Op 9 juli 2019 heeft de Rechtbank Amsterdam uitspraak gedaan in een zaak betreffende de overlevering van een opgeëiste persoon aan Polen op basis van een Europees aanhoudingsbevel (EAB). De vordering tot overlevering werd ingediend door de officier van justitie op 7 mei 2019 en betreft een EAB dat op 29 mei 2018 door het Circuit Court in Lublin is uitgevaardigd. De opgeëiste persoon, geboren in 1983 in Polen, was gedetineerd in Nederland en had geen vaste woon- of verblijfplaats in het land. Tijdens de openbare zitting op 25 juni 2019 werd de identiteit van de opgeëiste persoon bevestigd en werd vastgesteld dat hij de Poolse nationaliteit heeft.
De rechtbank heeft de vordering beoordeeld aan de hand van de eisen van de Overleveringswet (OLW). De verdediging stelde dat de feiten waarvoor de overlevering werd verzocht niet dubbel strafbaar waren, maar de rechtbank oordeelde dat de feiten, die betrekking hadden op het gebruik van valse documenten om een lening te verkrijgen, onder de Nederlandse wetgeving als oplichting konden worden gekwalificeerd. De rechtbank verwierp het verweer van de raadsman en concludeerde dat voldaan was aan het vereiste van dubbele strafbaarheid.
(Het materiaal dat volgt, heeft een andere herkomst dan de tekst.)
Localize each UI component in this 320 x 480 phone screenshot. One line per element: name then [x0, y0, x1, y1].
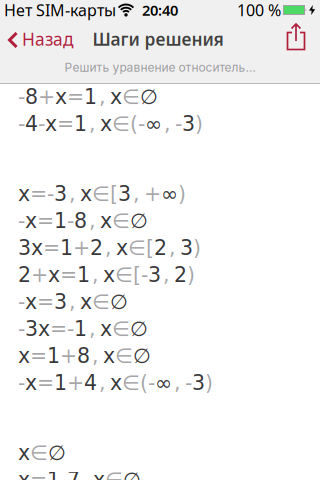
staticText: 2+x=1 , x∈[-3 , 2) — [18, 263, 195, 287]
staticText: Нет SIM-карты — [4, 0, 116, 21]
staticText: x=-3 , x∈[3 , +∞) — [18, 182, 186, 206]
staticText: -x=3 , x∈∅ — [18, 290, 128, 314]
staticText: Шаги решения — [92, 28, 224, 50]
staticText: Назад — [22, 28, 74, 50]
staticText: 100 % — [237, 0, 281, 21]
staticText: -x=1-8 , x∈∅ — [18, 209, 148, 233]
button[interactable]: Share — [286, 25, 320, 53]
staticText: 20:40 — [142, 0, 178, 20]
button[interactable]: Back — [0, 28, 74, 50]
staticText: -3x=-1 , x∈∅ — [18, 317, 148, 341]
staticText: x∈∅ — [18, 441, 66, 465]
staticText: -8+x=1 , x∈∅ — [18, 85, 158, 109]
staticText: x=1-7 , x∈∅ — [18, 468, 141, 480]
staticText: Решить уравнение относитель… — [64, 60, 256, 74]
staticText: -4-x=1 , x∈(-∞ , -3) — [18, 112, 203, 136]
staticText: 3x=1+2 , x∈[2 , 3) — [18, 236, 201, 260]
staticText: -x=1+4 , x∈(-∞ , -3) — [18, 371, 213, 395]
staticText: x=1+8 , x∈∅ — [18, 344, 151, 368]
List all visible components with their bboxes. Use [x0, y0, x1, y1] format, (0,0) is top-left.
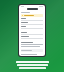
button[interactable] — [21, 49, 43, 52]
other: Caption text — [19, 67, 46, 69]
other: Caption text — [17, 64, 48, 66]
button[interactable] — [21, 14, 43, 17]
other: Caption text — [16, 61, 49, 63]
button[interactable] — [19, 5, 45, 56]
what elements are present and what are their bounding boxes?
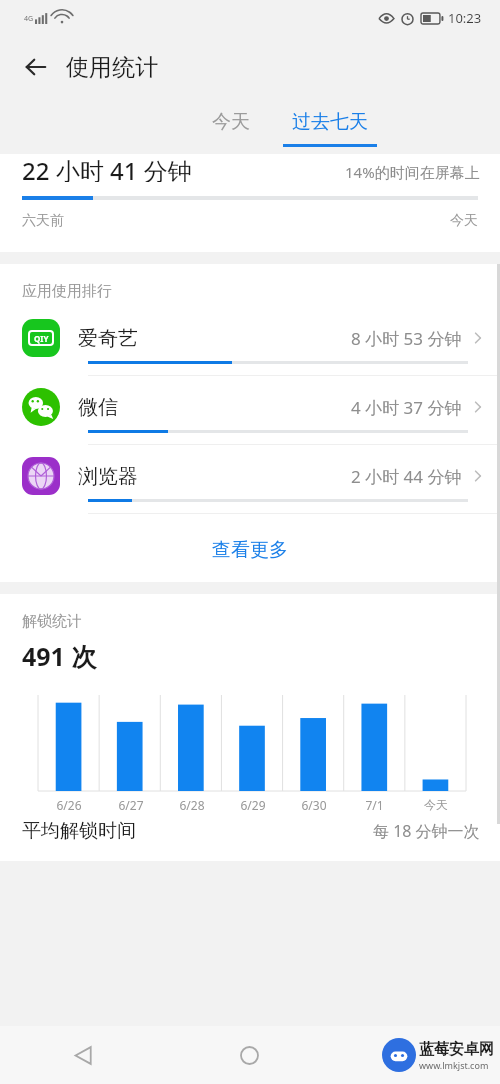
staticText: www.lmkjst.com — [419, 1059, 489, 1071]
button[interactable]: 今天 — [202, 106, 260, 138]
button[interactable]: 查看更多 — [0, 522, 500, 578]
staticText: 平均解锁时间 — [22, 819, 136, 843]
staticText: 6/30 — [301, 797, 327, 813]
staticText: 4 小时 37 分钟 — [351, 396, 462, 419]
button[interactable]: Back — [0, 1026, 166, 1084]
button[interactable]: Back — [12, 43, 60, 91]
button[interactable]: Recents — [333, 1026, 500, 1084]
staticText: 4G — [24, 14, 34, 24]
staticText: QIY — [34, 333, 49, 344]
staticText: 应用使用排行 — [22, 282, 112, 301]
staticText: 今天 — [212, 110, 250, 134]
button[interactable]: 微信 — [0, 384, 500, 453]
staticText: 7/1 — [365, 797, 384, 813]
staticText: 6/29 — [240, 797, 266, 813]
staticText: 6/27 — [118, 797, 144, 813]
staticText: 微信 — [78, 395, 118, 420]
staticText: 浏览器 — [78, 464, 138, 489]
staticText: 查看更多 — [212, 538, 288, 562]
staticText: 每 18 分钟一次 — [373, 820, 480, 842]
staticText: 491 次 — [22, 639, 97, 673]
button[interactable]: QIY — [0, 315, 500, 384]
staticText: 14%的时间在屏幕上 — [345, 162, 480, 182]
staticText: 今天 — [424, 797, 448, 812]
staticText: 使用统计 — [66, 53, 158, 82]
staticText: 爱奇艺 — [78, 326, 138, 351]
button[interactable]: 浏览器 — [0, 453, 500, 522]
staticText: 8 小时 53 分钟 — [351, 327, 462, 350]
staticText: 六天前 — [22, 212, 64, 230]
staticText: 22 小时 41 分钟 — [22, 154, 192, 182]
button[interactable]: 过去七天 — [282, 106, 378, 147]
staticText: 蓝莓安卓网 — [419, 1040, 494, 1059]
staticText: 6/28 — [179, 797, 205, 813]
staticText: 2 小时 44 分钟 — [351, 465, 462, 488]
staticText: 10:23 — [448, 9, 482, 27]
staticText: 今天 — [450, 212, 478, 230]
staticText: 6/26 — [56, 797, 82, 813]
staticText: 过去七天 — [292, 110, 368, 134]
button[interactable]: Home — [166, 1026, 333, 1084]
staticText: 解锁统计 — [22, 612, 82, 631]
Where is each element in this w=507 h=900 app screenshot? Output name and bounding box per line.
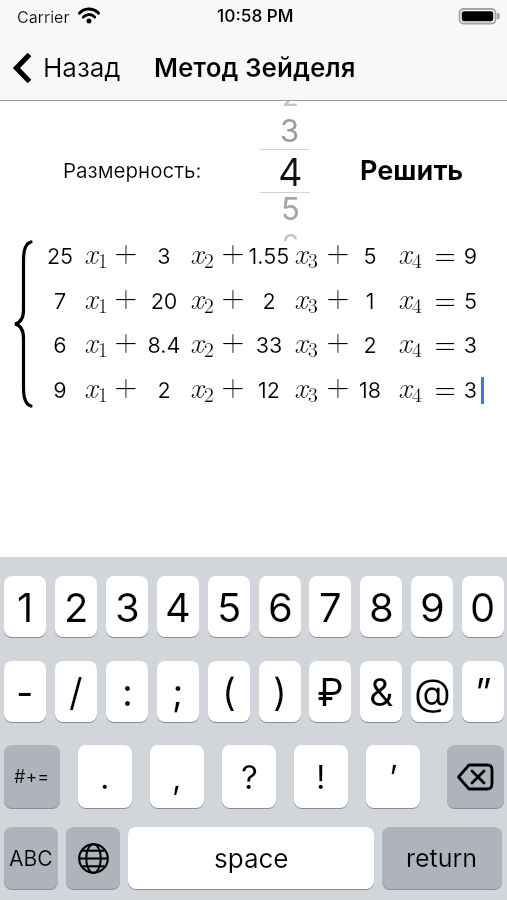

Uiteindelijk oordeelde de rechtbank dat het EAB voldeed aan de eisen van artikel 2 OLW en dat er geen weigeringsgronden waren voor de overlevering. De rechtbank besloot de overlevering van de opgeëiste persoon toe te staan, zodat hij zijn vrijheidsstraf van één jaar en vier maanden in Polen kan ondergaan. De uitspraak werd gedaan door de voorzitter en twee rechters, in aanwezigheid van de griffier, en er staat geen gewoon rechtsmiddel open tegen deze beslissing.